Diz-me que chegas tarde

Diz-me que vais chegar tarde. Por favor, diz-me que chegas tarde, que ficaste preso numa reunião, que está transito, que foste chamado para um colóquio noutra cidade e te vais ausentar um par de dias.
Já não tenho paciência para te fazer o jantar, para te passar as camisas ou elevar-te o ego. Quando me perguntas se tenho um amante digo-te sempre que não, e que outra coisa te poderia dizer? Não tenho, antes tivesse, que isto tudo era muito mais simples de resolver: arrumava os tarecos, passava umas tardes de sexo louco numa pensão barata, tinha orgasmos como os que já nem sei a que sentem, sentia aquela adrenalina de quando se faz alguma coisa que já não se deve fazer, porque já não é idade, porque o tempo passou e o corpo se cansou. Assim como as coisas andam, nem isso!
Com as minhas amigas aprendi a desejar que tu, e não eu, tenhas uma amante, quando lhes pergunto se acham que se pode dar o caso respondem-se espantadíssimas:
- Oh Carolina, havia lá agora o Jorge de ter uma amante! Àquele homem só lhe falta estender-te um tapete vermelho e beijar cada metro por onde passem os teus pés!
e riem-se muito. Riem-se de mim, e de ti, e da inveja que sentem de nós. O que me apetece é dizer-lhes que eu não quero tapete nenhum, que me enervam já os teus carinhos, os teus beijos apertados, os abraços durante a noite, a tua voz a dizeres que me amas como da primeira vez.
Ai Jorge, que eu sou tão má para ti, como é que só tu é que não vês isso? Como é que não entendes que o meu amor já se foi com os anos e que te tenho uma raiva profunda por me teres roubado a juventude, os sorrisos, as gargalhadas, mas principalmente por me dedicares essa ternura tão grande. Por te sentir tão triste quando te recuso o toque.

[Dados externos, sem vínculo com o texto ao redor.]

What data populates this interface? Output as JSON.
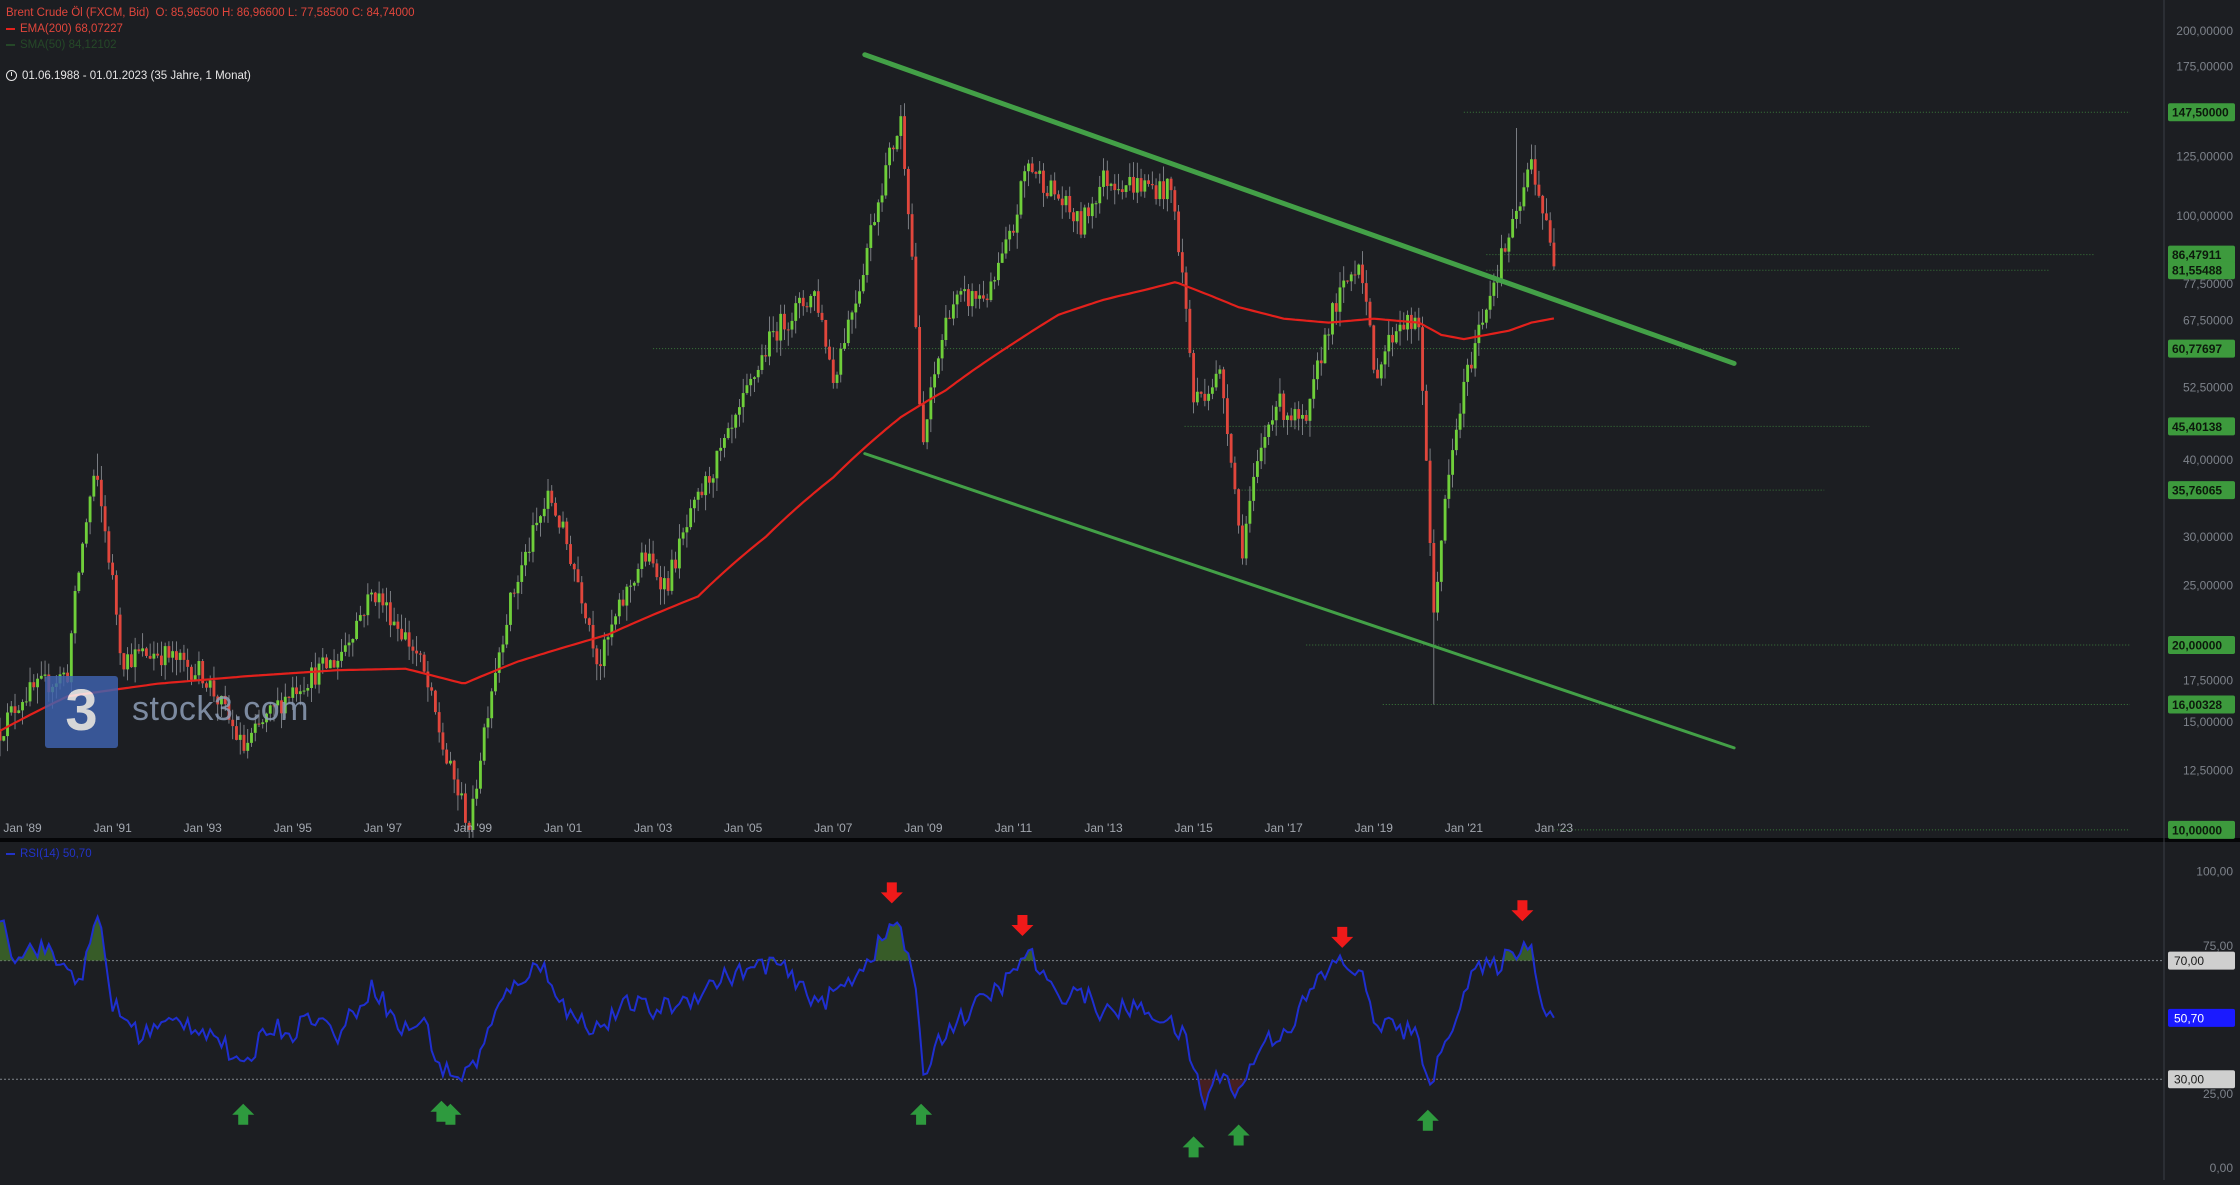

Sou uma mulher horrível, mas porque é que tu não arranjas uma amante?
Porque é que não me dizes que vais chegar tarde e nunca mais apareceres, e eu daqui a uns anos a descobrir que fugiste para as Bahamas com uma mulher de voz entaramelada e peito firme, porque é que sabes sempre aquilo que deves oferecer-me pelos anos? Porque raio não perdes esse hábito irritante de me terminares as frases e de saberes a temperatura exata a que gosto de comer a sopa
- Minha querida, nem quente, nem fria, como gostas!
e me despejas um sorriso cheio de mim, cheio de nós e da nossa casa paga, e do nosso carro pago, e das nossas roseiras em flor e sempre impecavelmente tratadas porque nunca te esqueces de, ao sábado, as podares e regares, e de quando em quando me trazeres uma para casa e ma colocares, de forma envergonhada, no colo.
Jorge, meu Jorge, tanto amor que eu tinha por ti, tanta felicidade que eu me lembro de sentir quando te soube meu, a incredulidade de saber que era a mim que querias e nenhuma das outras colegas muito mais bem postas que eu.
Meu Jorge, meu Jorge, meu Jorge, quando dormes quero repetir e repetir estas palavras ao teu ouvido.
Sei que te amo, não duvido disso nem por um instante, porque foste tu amar-me tanto durante tanto tempo? É que se me tinhas tratado menos bem… se ao menos tivesses arranjado uma amante… se não me conhecesses de cor e salteado… se não me tens sufocado a vida inteira como teu amor incondicional, eu tinha aprendido o desamor, tinha chorado e tinha-me revoltado, mas isso tinha-me feito querer ficar. Sou uma besta, Jorge, e amo-te tanto, meu amor.
Promete-me que me vais seguir, promete-me que vais lutar por mim, que me vais pedir para não ir, mas depois deixa-me ir, e quando me deixares ir jura que me vais rejeitar as ligações, que não me vais responder às mensagens, que não me vais abrir a porta de casa, que vais mudar de numero, que me vais fazer sofrer com a tua ausência. Se o fizeres eu volto a amar-te loucamente, volto a querer a tua pele perto da minha, volto a adorar as rosas que pousas timidamente no meu colo.
Promete-me uma história de amor, Jorge, das reais, das do dia-a-dia, promete-me que me amas como deve ser, como manda a lei, com lágrimas e sangue e suor à mistura. Promete-me Jorge, promete-me.

04 fevereiro 2013

Cerastoderma edule

És importante. Não, espera, não acenes e digas só que sim, quero que leias isto até que te explodam estas palavras das veias. És importante, e isto é coisa que uma pessoa passam uns anos em cima dos outros e esquece-se de dizer, de repetir, e é verdade que existem palavras que devem ser repetidas várias vezes, principalmente estas, as que uma pessoa mais se esquece de dizer, e as que uma pessoa mais depressa se esquecer de que é.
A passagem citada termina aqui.